By Nilakantasrinivasan
Recently, a leader I knew for long time, moved from a line responsibility to a functional role. While she thought it’s going to be a cake-walk, but it turned out be a moon-walk.
She mis-judged the functional role to be less complex than that of the line role where she handled large teams.
Whether you are an aspiring mid-level manager or a seasoned senior, you are no exception to structural changes, moving to a larger roles, making a lateral moves or simply moving to a new employer. And at some such point or the other, all of us are guilty of under estimating the situation on hand. Later on, it is so evident that we overlooked. Whether we blame VUCA or time pressure, the fact remains that we lacked clarity!
Well, that is easy said, but, as leaders, what can we do about it? We can gather data and facts before making decisions.

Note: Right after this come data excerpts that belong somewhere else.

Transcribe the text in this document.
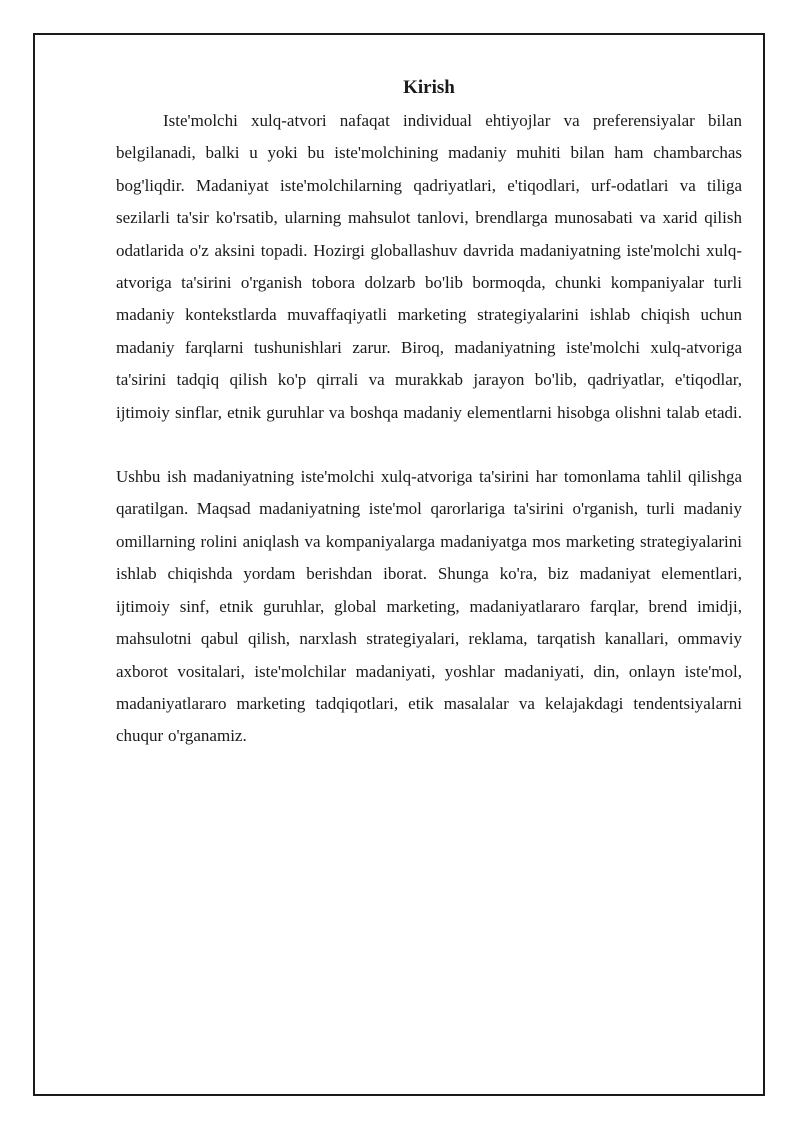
Kirish

Iste'molchi xulq-atvori nafaqat individual ehtiyojlar va preferensiyalar bilan belgilanadi, balki u yoki bu iste'molchining madaniy muhiti bilan ham chambarchas bog'liqdir. Madaniyat iste'molchilarning qadriyatlari, e'tiqodlari, urf-odatlari va tiliga sezilarli ta'sir ko'rsatib, ularning mahsulot tanlovi, brendlarga munosabati va xarid qilish odatlarida o'z aksini topadi. Hozirgi globallashuv davrida madaniyatning iste'molchi xulq-atvoriga ta'sirini o'rganish tobora dolzarb bo'lib bormoqda, chunki kompaniyalar turli madaniy kontekstlarda muvaffaqiyatli marketing strategiyalarini ishlab chiqish uchun madaniy farqlarni tushunishlari zarur. Biroq, madaniyatning iste'molchi xulq-atvoriga ta'sirini tadqiq qilish ko'p qirrali va murakkab jarayon bo'lib, qadriyatlar, e'tiqodlar, ijtimoiy sinflar, etnik guruhlar va boshqa madaniy elementlarni hisobga olishni talab etadi.

Ushbu ish madaniyatning iste'molchi xulq-atvoriga ta'sirini har tomonlama tahlil qilishga qaratilgan. Maqsad madaniyatning iste'mol qarorlariga ta'sirini o'rganish, turli madaniy omillarning rolini aniqlash va kompaniyalarga madaniyatga mos marketing strategiyalarini ishlab chiqishda yordam berishdan iborat. Shunga ko'ra, biz madaniyat elementlari, ijtimoiy sinf, etnik guruhlar, global marketing, madaniyatlararo farqlar, brend imidji, mahsulotni qabul qilish, narxlash strategiyalari, reklama, tarqatish kanallari, ommaviy axborot vositalari, iste'molchilar madaniyati, yoshlar madaniyati, din, onlayn iste'mol, madaniyatlararo marketing tadqiqotlari, etik masalalar va kelajakdagi tendentsiyalarni chuqur o'rganamiz.
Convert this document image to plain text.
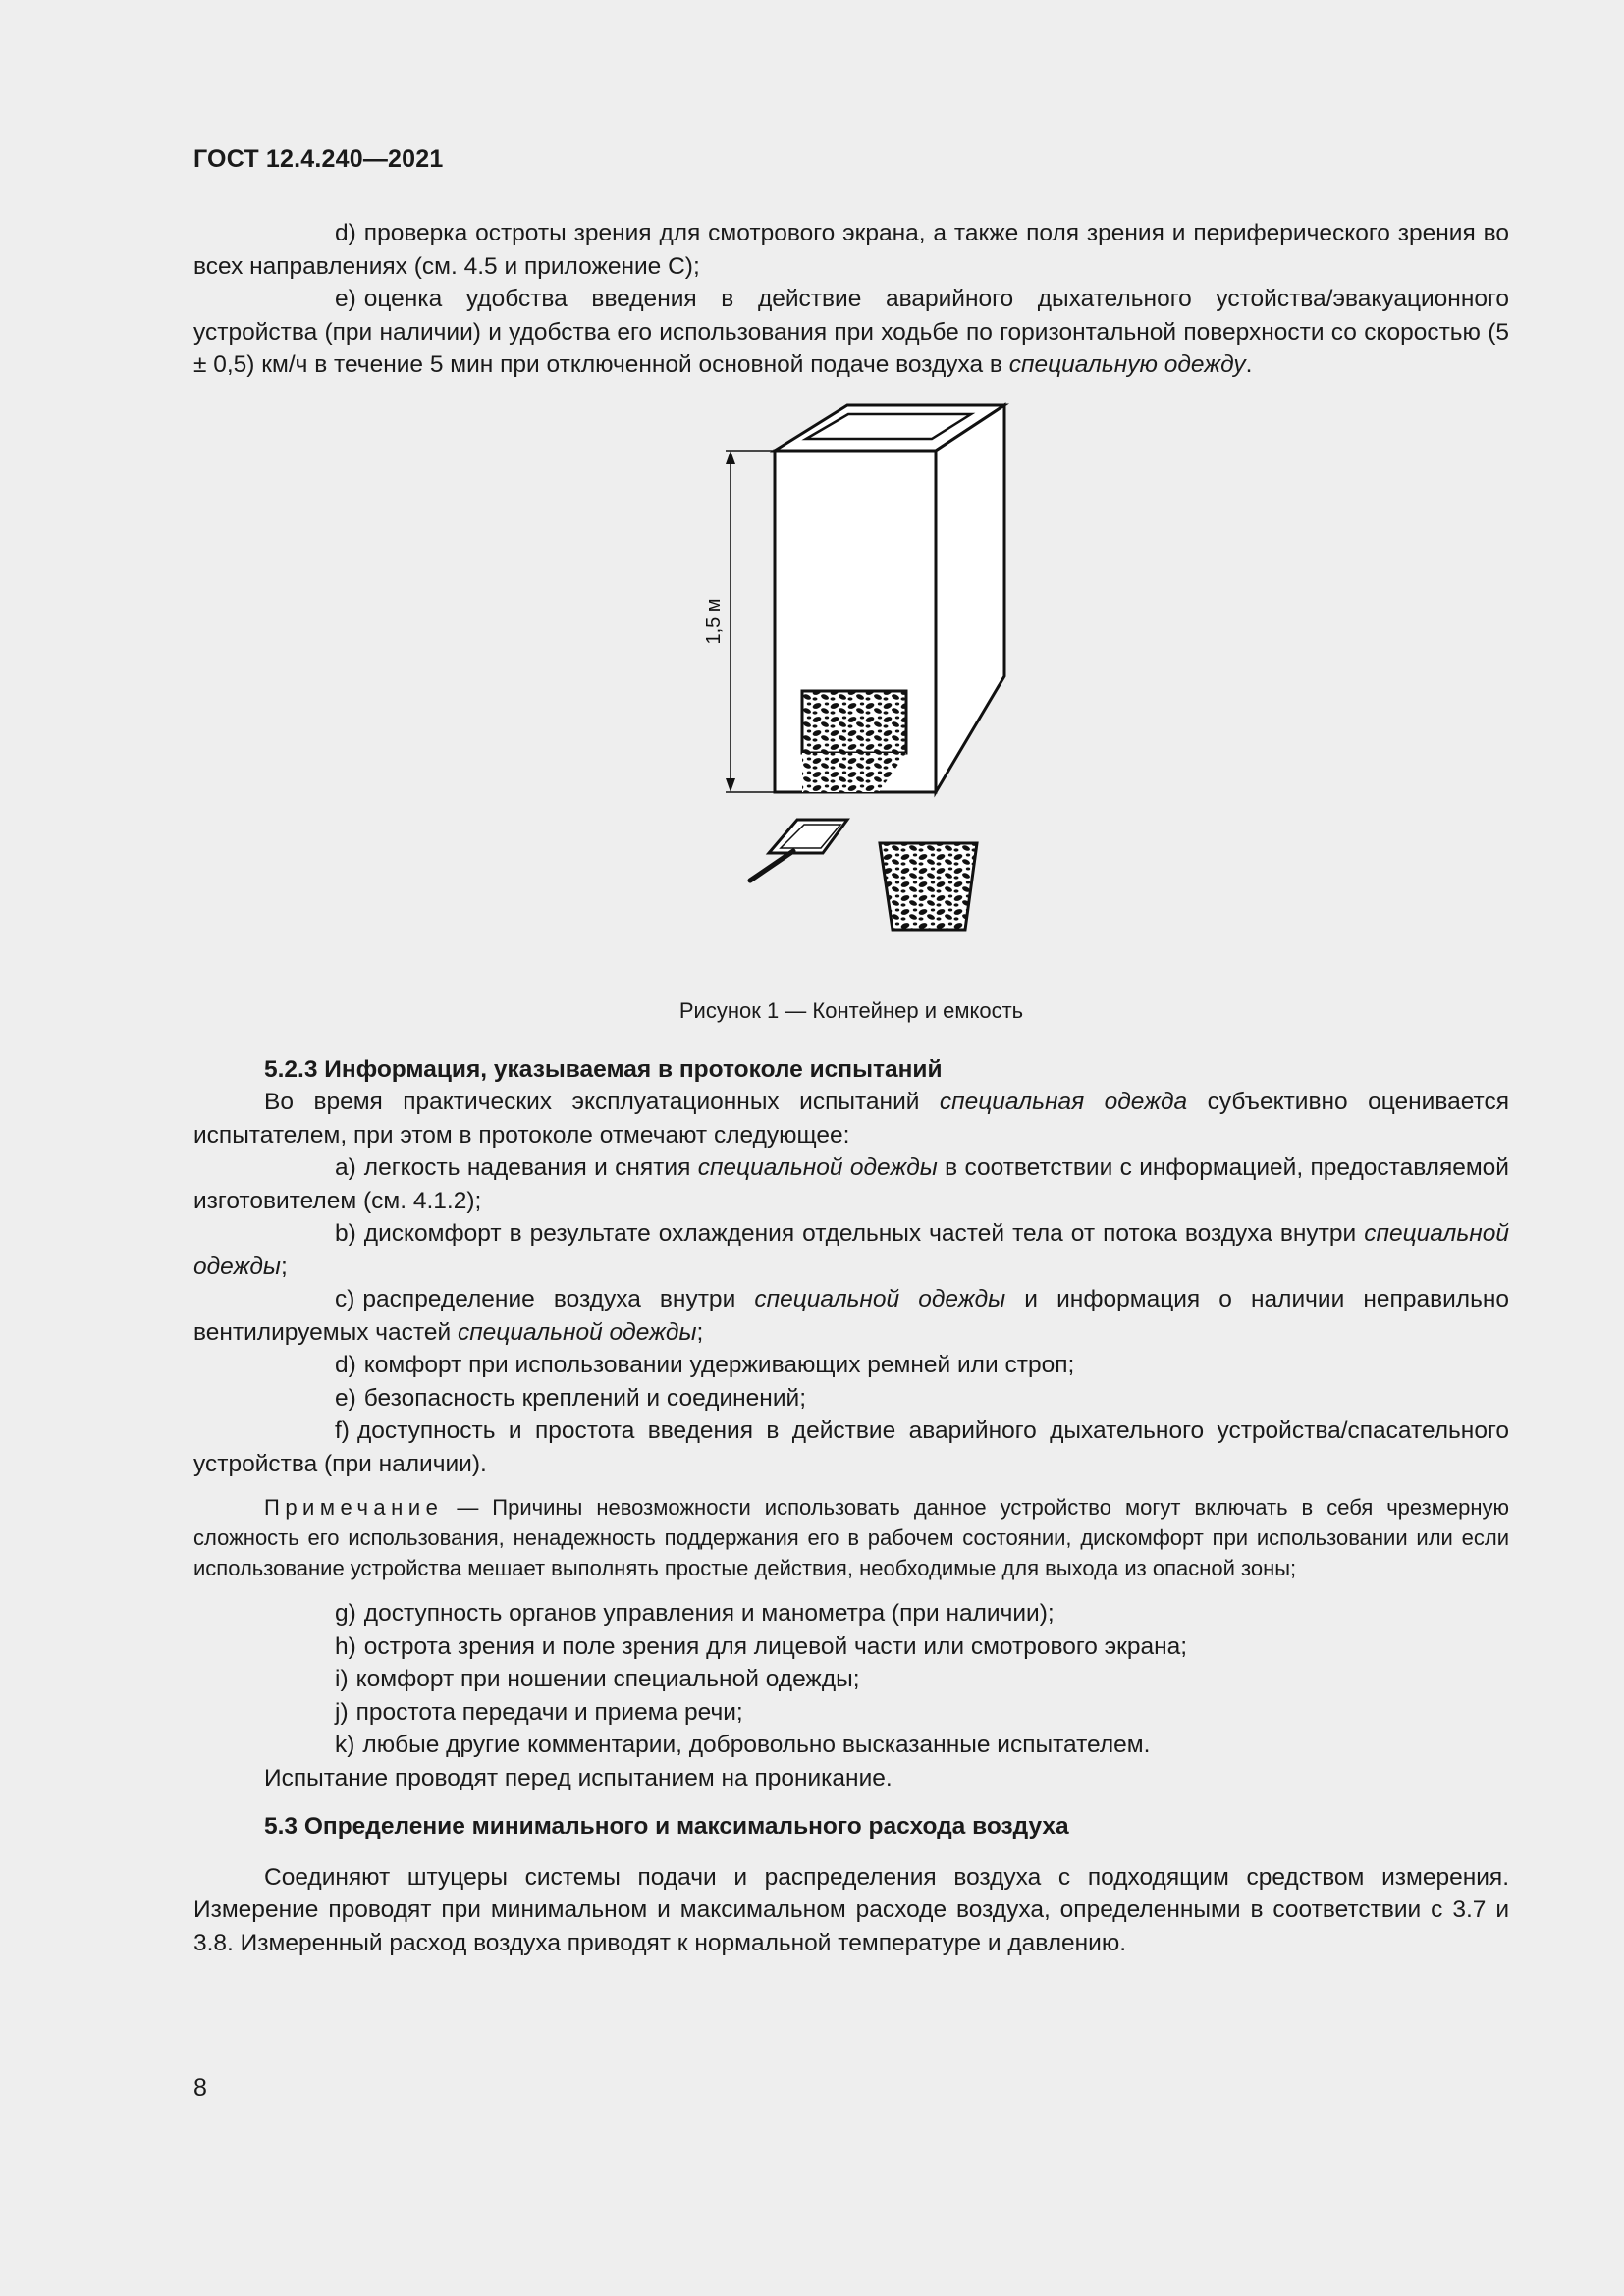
ГОСТ 12.4.240—2021

d) проверка остроты зрения для смотрового экрана, а также поля зрения и периферического зрения во всех направлениях (см. 4.5 и приложение С);

е) оценка удобства введения в действие аварийного дыхательного устойства/эвакуационного устройства (при наличии) и удобства его использования при ходьбе по горизонтальной поверхности со скоростью (5 ± 0,5) км/ч в течение 5 мин при отключенной основной подаче воздуха в специальную одежду.

1,5 м

Рисунок 1 — Контейнер и емкость

5.2.3 Информация, указываемая в протоколе испытаний

Во время практических эксплуатационных испытаний специальная одежда субъективно оценивается испытателем, при этом в протоколе отмечают следующее:

а) легкость надевания и снятия специальной одежды в соответствии с информацией, предоставляемой изготовителем (см. 4.1.2);

b) дискомфорт в результате охлаждения отдельных частей тела от потока воздуха внутри специальной одежды;

с) распределение воздуха внутри специальной одежды и информация о наличии неправильно вентилируемых частей специальной одежды;

d) комфорт при использовании удерживающих ремней или строп;

е) безопасность креплений и соединений;

f) доступность и простота введения в действие аварийного дыхательного устройства/спасательного устройства (при наличии).

Примечание — Причины невозможности использовать данное устройство могут включать в себя чрезмерную сложность его использования, ненадежность поддержания его в рабочем состоянии, дискомфорт при использовании или если использование устройства мешает выполнять простые действия, необходимые для выхода из опасной зоны;

g) доступность органов управления и манометра (при наличии);

h) острота зрения и поле зрения для лицевой части или смотрового экрана;

i) комфорт при ношении специальной одежды;

j) простота передачи и приема речи;

k) любые другие комментарии, добровольно высказанные испытателем.

Испытание проводят перед испытанием на проникание.

5.3 Определение минимального и максимального расхода воздуха

Соединяют штуцеры системы подачи и распределения воздуха с подходящим средством измерения. Измерение проводят при минимальном и максимальном расходе воздуха, определенными в соответствии с 3.7 и 3.8. Измеренный расход воздуха приводят к нормальной температуре и давлению.

8
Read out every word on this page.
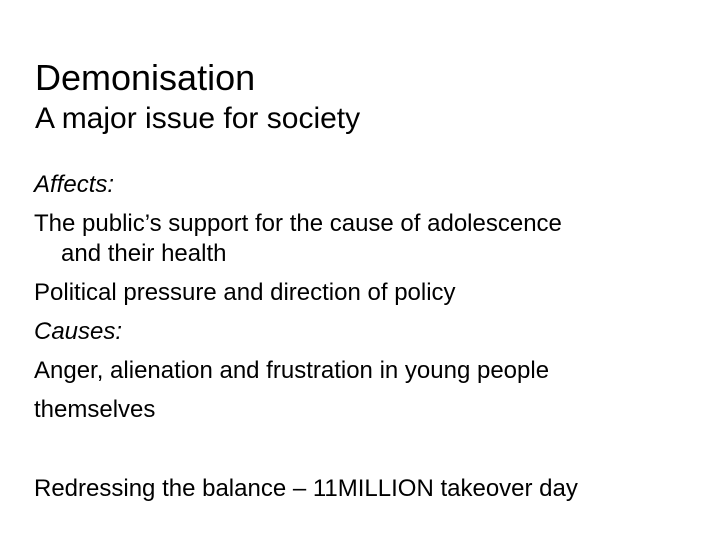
Demonisation
A major issue for society
Affects:
The public’s support for the cause of adolescence
and their health
Political pressure and direction of policy
Causes:
Anger, alienation and frustration in young people
themselves
Redressing the balance – 11MILLION takeover day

We have moved from an era of no data to one with too much data, yet our decisions are equally flawed.
We can communicate clearly to the team; And yes, with email, whatsapp & other multi-media tools, we are certainly communicating more often than before.
We can empathize, connect better and socialize with our teams.
And yet, poor clarity leads to wrong decisions.
Leading with Clarity is a pyramid with 3 key layers, viz., Clarity of Purpose, Clarity of Plan and Clarity of Responsibility.
If you want to be the ‘Chief Meaning Officer’ of your team (or org), you will have to work on these three elements.
As a leader, you need to be clear on where the organization is heading, or rather where should it be heading towards? And more importantly, ‘Why’. This is what we call as“True North”. Lacking this foresight, sooner or later, your team’s energy will dissipate counterproductively. If you believe that you are doing a good job on this, be sure not to assume that communicating with clarity will do the job. That is only half the battle won.
Whether it is about maintaining the status-quo (run the business) or transformation (change the business), without deliberate plans, nothing works. Who is ever going to do anything without a plan? So, it’s not about creating a plan, but is about deciding on the priorities, on the means or approach, on the scope of action and on how realistic the plans are.
Invariably all organizations, that I interviewed, highlighted ‘Lack of Accountability” as their biggest problem. Balanced Score Cards or other performance management systems drive behaviors. Choosing the wrong metrics and assigning wrong ownership is more damaging than not MBO. Without sustainable and scalable mechanisms, shared ownership, co-ownership and matrix organization are only nice jargons
Being the Chief Meaning Officer is an inward journey. It starts with Self-Clarity and expands outwardly.